The Mac has no equivalent to CrossFire - if we wanted to use an offscreen GPU for rendering we have to manually manage all of the distribution & parallelisation of rendering ourselves. That’s a lot of work so it isn’t planned at the moment.

I’d imagine that for something as complex as ElementalDemo with full desktop rendering you are going to struggle to achieve a constant 85fps on the 2013 Mac Pros regardless of which OS you run in.

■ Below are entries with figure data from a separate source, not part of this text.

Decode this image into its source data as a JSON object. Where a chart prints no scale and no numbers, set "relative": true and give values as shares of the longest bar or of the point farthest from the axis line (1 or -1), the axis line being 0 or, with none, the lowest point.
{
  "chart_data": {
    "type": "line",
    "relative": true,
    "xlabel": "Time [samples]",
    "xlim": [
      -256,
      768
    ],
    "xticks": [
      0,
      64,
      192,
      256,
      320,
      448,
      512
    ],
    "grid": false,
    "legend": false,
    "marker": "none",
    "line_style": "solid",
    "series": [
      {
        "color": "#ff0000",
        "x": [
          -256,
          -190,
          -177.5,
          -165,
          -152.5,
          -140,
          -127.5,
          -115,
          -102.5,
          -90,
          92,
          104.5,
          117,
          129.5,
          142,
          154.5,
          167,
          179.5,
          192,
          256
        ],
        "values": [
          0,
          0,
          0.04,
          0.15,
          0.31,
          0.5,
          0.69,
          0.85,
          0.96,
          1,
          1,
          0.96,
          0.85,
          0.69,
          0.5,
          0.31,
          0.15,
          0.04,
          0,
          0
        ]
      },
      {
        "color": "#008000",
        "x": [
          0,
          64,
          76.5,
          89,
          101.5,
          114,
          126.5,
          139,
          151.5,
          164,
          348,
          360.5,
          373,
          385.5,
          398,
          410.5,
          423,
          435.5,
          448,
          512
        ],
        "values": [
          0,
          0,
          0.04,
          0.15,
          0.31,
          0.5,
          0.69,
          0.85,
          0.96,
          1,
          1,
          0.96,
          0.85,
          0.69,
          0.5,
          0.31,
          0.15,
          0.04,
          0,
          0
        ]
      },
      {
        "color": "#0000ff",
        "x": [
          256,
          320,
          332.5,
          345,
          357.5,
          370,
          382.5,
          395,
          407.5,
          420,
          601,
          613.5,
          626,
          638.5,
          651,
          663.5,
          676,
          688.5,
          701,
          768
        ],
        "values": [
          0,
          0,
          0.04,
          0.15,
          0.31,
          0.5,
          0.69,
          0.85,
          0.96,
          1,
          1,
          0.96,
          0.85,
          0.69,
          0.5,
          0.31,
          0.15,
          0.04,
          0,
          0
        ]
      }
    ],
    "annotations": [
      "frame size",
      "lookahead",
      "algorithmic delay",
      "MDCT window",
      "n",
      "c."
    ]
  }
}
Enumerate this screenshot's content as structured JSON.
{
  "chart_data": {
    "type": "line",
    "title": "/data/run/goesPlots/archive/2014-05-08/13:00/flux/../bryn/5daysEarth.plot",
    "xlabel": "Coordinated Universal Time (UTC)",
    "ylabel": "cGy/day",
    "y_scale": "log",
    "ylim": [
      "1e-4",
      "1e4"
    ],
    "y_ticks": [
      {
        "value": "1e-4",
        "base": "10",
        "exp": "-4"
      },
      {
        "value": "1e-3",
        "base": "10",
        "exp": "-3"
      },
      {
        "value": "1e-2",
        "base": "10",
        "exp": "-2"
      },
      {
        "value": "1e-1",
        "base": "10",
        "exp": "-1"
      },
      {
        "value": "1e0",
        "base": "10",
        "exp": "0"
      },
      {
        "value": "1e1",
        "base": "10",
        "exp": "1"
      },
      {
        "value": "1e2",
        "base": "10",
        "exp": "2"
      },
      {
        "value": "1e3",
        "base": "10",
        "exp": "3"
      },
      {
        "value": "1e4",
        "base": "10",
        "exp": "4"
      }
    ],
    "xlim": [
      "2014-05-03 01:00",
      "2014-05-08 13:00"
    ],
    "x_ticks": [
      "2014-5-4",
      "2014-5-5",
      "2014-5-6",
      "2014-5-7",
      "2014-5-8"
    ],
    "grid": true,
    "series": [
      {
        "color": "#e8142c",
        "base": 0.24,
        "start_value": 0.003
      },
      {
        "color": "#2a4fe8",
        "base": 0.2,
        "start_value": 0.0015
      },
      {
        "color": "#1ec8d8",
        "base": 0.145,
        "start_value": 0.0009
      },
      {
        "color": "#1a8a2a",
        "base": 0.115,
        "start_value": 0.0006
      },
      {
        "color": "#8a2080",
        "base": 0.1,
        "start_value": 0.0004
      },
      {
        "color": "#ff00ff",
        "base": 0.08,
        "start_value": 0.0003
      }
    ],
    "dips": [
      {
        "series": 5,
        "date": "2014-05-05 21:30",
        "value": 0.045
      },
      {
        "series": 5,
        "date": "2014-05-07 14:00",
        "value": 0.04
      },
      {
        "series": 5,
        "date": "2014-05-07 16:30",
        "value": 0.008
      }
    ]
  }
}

Thanks! I can’t tell you how much I appreciate your response! I wish the nMP with the D500s could work out. I found one on Craigslist for a good price. Would a TB2 GPU enclosure for a hot gaming GPU be too much of a bottleneck? I suspect so, so it looks like I’ll have to grab a used 4,1 or 5,1 , external power supply, and use a flashed Titan or 780TI for developing and gathering data with the Oculus Rift.

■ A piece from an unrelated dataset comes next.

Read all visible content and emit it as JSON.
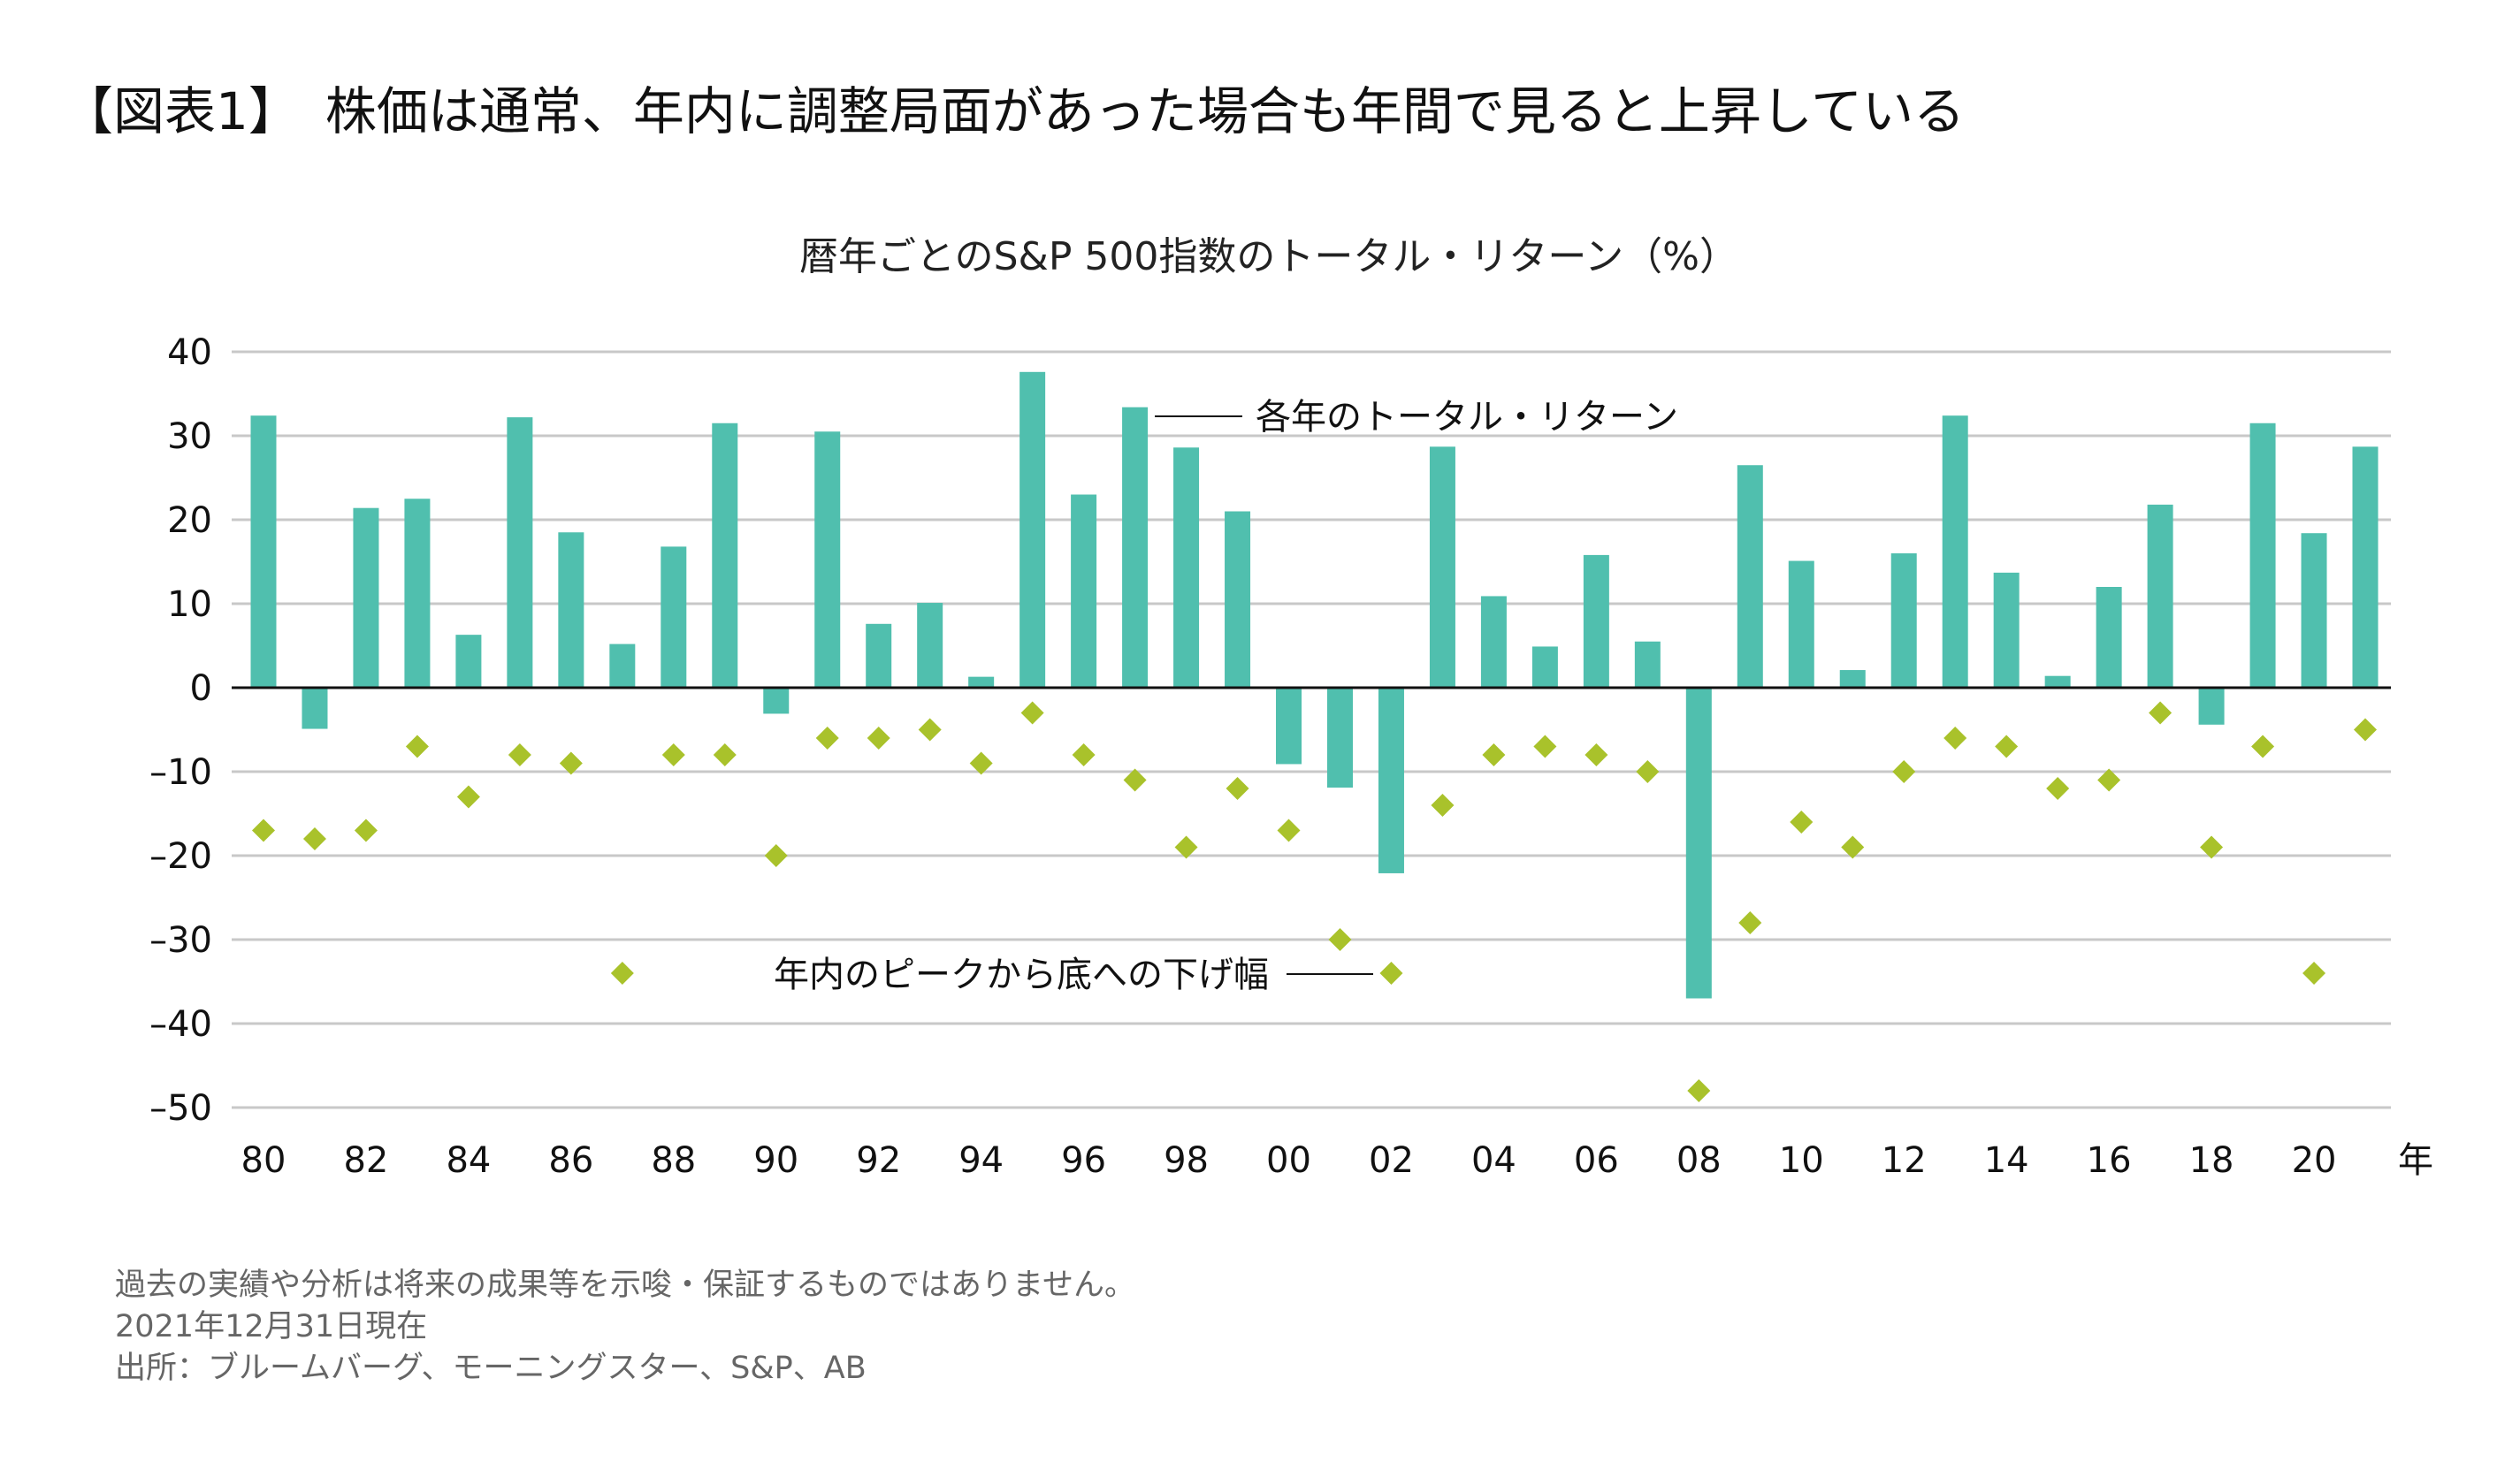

BTW, do you know of a better card or cards than the two nVidia cards I mentioned for running something like the Elemental Demo or the soon-to-come Landscape flyover at 85 fps or better? I know I “should” just get a good used HP workstation and be done with it rather than running Bootcamp, but I need to upgrade my 3,1 MP and don’t have the budget for two computers, even if they are both used.

Thanks again!
Jerry

I am 99% sure you cannot connect an external GPU to the new . What resolution are you wanting to run the Elemental Demo at? You mentioned 1280x720, I would think at that resolution a 780ti would be fine for 85fps. But you would still be better off running it under Windows, one way or another.

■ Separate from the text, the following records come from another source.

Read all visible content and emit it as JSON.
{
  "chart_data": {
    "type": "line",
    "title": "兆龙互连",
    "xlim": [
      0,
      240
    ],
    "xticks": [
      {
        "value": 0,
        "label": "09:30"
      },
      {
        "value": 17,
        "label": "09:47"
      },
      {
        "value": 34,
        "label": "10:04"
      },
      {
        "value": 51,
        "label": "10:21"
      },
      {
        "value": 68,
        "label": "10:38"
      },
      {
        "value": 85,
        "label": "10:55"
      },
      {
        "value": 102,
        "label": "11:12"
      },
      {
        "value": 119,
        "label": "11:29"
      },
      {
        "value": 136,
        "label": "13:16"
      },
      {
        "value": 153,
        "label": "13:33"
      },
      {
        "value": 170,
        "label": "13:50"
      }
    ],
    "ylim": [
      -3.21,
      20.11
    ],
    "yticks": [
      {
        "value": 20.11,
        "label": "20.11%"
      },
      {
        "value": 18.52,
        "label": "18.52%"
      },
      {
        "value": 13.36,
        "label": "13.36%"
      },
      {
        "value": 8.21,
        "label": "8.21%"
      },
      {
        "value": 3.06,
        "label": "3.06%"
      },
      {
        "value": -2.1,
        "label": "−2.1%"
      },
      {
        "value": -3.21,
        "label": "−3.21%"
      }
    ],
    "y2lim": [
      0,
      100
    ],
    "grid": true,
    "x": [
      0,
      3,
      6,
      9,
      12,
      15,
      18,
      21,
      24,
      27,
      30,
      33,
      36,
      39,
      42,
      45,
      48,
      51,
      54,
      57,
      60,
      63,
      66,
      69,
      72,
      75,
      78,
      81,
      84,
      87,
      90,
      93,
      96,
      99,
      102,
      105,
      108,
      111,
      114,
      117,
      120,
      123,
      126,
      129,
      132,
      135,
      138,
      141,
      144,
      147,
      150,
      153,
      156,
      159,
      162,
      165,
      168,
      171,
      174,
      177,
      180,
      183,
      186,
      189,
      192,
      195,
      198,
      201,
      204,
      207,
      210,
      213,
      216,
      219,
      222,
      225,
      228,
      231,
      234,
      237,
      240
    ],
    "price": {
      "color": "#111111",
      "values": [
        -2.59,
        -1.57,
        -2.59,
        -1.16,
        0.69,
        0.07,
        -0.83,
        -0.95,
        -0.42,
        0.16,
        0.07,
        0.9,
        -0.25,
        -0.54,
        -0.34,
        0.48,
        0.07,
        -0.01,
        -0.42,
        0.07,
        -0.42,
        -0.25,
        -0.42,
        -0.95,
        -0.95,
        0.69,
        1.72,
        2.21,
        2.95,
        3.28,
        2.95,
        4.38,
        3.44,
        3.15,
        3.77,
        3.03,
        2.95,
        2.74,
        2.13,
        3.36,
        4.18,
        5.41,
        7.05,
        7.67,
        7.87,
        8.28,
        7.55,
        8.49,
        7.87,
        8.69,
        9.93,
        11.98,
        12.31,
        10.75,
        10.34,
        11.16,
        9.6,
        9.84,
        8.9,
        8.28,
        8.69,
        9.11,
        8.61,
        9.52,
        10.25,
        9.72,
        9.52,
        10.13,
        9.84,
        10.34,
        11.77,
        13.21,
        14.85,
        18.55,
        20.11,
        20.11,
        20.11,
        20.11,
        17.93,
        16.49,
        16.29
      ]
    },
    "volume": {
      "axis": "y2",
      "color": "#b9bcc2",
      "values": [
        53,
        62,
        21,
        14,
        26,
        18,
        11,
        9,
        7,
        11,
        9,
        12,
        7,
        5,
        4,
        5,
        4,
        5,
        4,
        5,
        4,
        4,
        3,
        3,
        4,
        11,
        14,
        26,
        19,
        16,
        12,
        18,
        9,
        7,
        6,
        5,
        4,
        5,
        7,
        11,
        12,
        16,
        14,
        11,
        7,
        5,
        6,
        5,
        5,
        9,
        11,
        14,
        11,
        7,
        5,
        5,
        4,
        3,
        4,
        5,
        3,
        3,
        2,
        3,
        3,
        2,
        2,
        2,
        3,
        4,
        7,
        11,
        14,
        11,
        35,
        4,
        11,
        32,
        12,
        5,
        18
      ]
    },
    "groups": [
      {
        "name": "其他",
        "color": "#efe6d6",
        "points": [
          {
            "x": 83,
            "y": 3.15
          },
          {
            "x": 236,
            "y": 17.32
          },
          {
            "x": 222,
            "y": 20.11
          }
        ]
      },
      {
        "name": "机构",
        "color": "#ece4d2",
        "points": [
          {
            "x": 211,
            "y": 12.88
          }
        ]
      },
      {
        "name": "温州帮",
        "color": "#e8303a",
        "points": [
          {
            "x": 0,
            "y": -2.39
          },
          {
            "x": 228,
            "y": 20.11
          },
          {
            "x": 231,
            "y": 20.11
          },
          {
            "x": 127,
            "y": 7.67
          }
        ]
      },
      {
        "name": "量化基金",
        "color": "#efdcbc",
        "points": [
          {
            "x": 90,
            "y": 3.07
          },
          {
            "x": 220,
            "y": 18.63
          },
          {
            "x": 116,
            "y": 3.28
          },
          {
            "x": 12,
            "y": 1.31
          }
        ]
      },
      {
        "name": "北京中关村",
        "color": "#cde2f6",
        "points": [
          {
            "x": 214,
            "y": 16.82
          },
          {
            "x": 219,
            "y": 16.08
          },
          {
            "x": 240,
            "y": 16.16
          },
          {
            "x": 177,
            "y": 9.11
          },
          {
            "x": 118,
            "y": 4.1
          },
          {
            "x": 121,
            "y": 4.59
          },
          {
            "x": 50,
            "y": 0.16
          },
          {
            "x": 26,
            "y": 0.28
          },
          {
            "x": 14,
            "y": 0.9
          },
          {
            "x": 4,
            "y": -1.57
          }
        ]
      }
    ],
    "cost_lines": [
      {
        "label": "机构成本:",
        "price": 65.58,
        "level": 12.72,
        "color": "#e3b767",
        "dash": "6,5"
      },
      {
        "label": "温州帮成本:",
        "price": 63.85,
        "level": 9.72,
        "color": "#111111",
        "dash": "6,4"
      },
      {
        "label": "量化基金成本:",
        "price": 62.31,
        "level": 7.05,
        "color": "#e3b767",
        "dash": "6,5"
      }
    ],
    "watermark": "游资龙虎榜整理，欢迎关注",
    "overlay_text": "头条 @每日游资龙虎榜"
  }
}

I’ve seen an external connected to a under Win8 and OS 10.9.x. It took about a 10% hit in both systems, but still better than the mobile GPU. It was very much a “workaround” solution.

Yup, the Oculus Rift runs at 720. That’s all I need. And your right about Windows. I get a three fold increase in frame rate with the Blue Print demo. In OSX, it’s around 20fps. Windows under Bootcamp is close to 60. I’m running a flashed GTX 570 (2.5 GB) on a 3,1 8 core .

Thunderbolt->PCI-E enclosures are interesting, but not supported.

Two points, your 3,1 isn’t taking full advantage of the Nvidia GTX 570 - that’s a known deficiency in the 3,1 model which I believe only manifests under OS X. That’s why the Nvidia 680 Mac Edition and AMD 7950 Mac Edition were marketed for 4,1 models or later - the 3,1 isn’t able to feed them data fast enough under OS X.
Second, there’s a further OpenGL/driver bug we are investigating that affects faster Nvidia GPUs in 4,1 & 5,1 Mac Pros and prevents them from running as fast under OS X as they do under Windows. This doesn’t seem to affect the mobility GPUs in MacBook Pros, or iMacs AFAIK, since they run the OpenGL 3.3 renderer (command-line: -opengl) approximately as fast in either operating system.
By contrast the ATi Radeon 5**0 cards in the 4,1/5,1 Mac Pros or the AMD FirePro D*00 in the 6,1 work similarly well across OS X and Windows.

Thanks Marksatt! I was aware of the 3,1 bottleneck but not the nVidia issue. So, in the abstract, which Mac and GPU combination would best be able to push something like the Elemental Demo around at 85+ fps? I can live with Win7 on Bootcamp, but prefer OSX.

Thanks again. Your input has kept me from making a costly mistake twice now.

Regards,

Jerry

None of the machines I have here (Win7 PC/NV 670 GTX, 5,1/NV 680 GTX/10.9.4/Win7, 6,1/Dual AMD D500/10.9.4/Win8.1) can achieve consistent 85fps in ElementalDemo on any OS. It is too graphically intensive and running at VR frame rates and resolutions would likely require some substantial content changes and/or disabling some graphical effects. As a result I don’t believe that any Mac as supplied by Apple would presently be capable of offering that level of performance.